Tropy's support for Chinese search is poor

bingling00 · October 21, 2022, 1:57pm

Tropy’s support for Chinese search is poor, Chinese rarely uses spaces, which results in Tropy only being able to search the first few Chinese words。
QQ20221021-215428

inukshuk · October 21, 2022, 8:47pm

Yes, unfortunately the tokenizer used for the full-text index requires explicit word boundaries such as spaces and punctuation. I hope we’ll be able to improve this and use SQLite’s ICU tokenizer in a future version. I would also like to add a way to do contains/suffix matching on the full-text index which would at least allow you to use a query like *男.

Furthermore, the current quick find functionality queries only the full-text indices. We’re going to add more advanced search functionality in one of the upcoming releases which will allow you to query values directly. While this is much slower, it will also allow you to search for phrases regardless of word boundaries.

So I’m afraid there is no quick fix right away, but the situation should improve with the advanced search feature.
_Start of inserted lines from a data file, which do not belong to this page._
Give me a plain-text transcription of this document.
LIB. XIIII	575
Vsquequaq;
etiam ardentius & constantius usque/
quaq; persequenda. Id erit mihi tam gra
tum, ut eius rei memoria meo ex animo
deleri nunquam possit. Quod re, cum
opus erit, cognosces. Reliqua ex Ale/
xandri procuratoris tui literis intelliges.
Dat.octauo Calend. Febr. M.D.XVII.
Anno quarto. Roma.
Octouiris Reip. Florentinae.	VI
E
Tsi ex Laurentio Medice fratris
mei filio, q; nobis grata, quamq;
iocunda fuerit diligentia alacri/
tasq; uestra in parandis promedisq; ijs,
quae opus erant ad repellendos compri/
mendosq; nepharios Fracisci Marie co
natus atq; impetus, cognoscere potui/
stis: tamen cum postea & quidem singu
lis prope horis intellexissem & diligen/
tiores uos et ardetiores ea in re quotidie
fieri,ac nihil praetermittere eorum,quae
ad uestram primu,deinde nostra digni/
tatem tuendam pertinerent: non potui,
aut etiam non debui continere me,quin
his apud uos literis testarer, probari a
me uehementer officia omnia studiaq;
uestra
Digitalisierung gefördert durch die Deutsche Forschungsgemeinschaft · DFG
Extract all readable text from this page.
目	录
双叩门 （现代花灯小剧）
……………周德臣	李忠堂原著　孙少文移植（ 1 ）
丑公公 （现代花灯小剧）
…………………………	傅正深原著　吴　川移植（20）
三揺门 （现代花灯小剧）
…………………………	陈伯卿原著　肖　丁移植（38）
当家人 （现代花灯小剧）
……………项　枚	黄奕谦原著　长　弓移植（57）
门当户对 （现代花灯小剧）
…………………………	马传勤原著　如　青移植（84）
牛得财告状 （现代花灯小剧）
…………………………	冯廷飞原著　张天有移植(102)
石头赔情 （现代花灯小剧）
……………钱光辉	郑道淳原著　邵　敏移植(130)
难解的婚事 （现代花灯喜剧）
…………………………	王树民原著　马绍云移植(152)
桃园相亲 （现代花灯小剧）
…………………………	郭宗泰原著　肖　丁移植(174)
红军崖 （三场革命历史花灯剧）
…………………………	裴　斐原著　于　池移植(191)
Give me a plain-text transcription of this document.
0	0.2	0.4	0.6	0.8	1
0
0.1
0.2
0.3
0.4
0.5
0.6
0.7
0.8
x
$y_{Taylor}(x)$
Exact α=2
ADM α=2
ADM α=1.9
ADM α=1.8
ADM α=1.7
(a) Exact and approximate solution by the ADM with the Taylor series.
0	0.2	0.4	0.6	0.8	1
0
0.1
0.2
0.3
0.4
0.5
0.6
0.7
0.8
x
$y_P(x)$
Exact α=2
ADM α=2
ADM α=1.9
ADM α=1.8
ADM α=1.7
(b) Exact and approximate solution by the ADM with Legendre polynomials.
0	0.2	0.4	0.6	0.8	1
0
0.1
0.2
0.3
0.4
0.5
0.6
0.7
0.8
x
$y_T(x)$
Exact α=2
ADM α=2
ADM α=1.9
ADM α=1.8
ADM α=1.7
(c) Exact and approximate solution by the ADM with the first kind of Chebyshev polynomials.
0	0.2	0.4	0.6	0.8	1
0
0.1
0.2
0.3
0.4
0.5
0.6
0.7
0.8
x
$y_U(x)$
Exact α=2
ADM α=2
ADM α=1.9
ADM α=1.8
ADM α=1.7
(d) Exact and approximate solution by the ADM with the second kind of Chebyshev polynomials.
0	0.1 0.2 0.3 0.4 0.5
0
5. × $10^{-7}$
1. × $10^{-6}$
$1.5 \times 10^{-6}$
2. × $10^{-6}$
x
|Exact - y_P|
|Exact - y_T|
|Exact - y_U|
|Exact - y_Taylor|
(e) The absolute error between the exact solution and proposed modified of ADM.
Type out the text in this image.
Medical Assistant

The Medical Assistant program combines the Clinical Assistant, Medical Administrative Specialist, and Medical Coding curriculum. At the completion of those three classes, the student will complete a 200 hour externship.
bingling00 · October 22, 2022, 12:40am

Thanks🙏That would be nice

hency · August 9, 2023, 10:40am

I would second this request on improving Chinese characters searchability. It’s disheartening to find out that the Chinese texts I spent hours transcribing don’t turn out in the search due to the lack of spaces

inukshuk · August 9, 2023, 10:51am

We agree. This is still on our TODO list (in combination with some other SQLite related changes). The Signal Desktop app, which uses similar technology, recently solved this by adding a custom tokenizer for full-text search. We’re planning to use their extension as well, but I can’t give you a timeline for when we’ll get to it.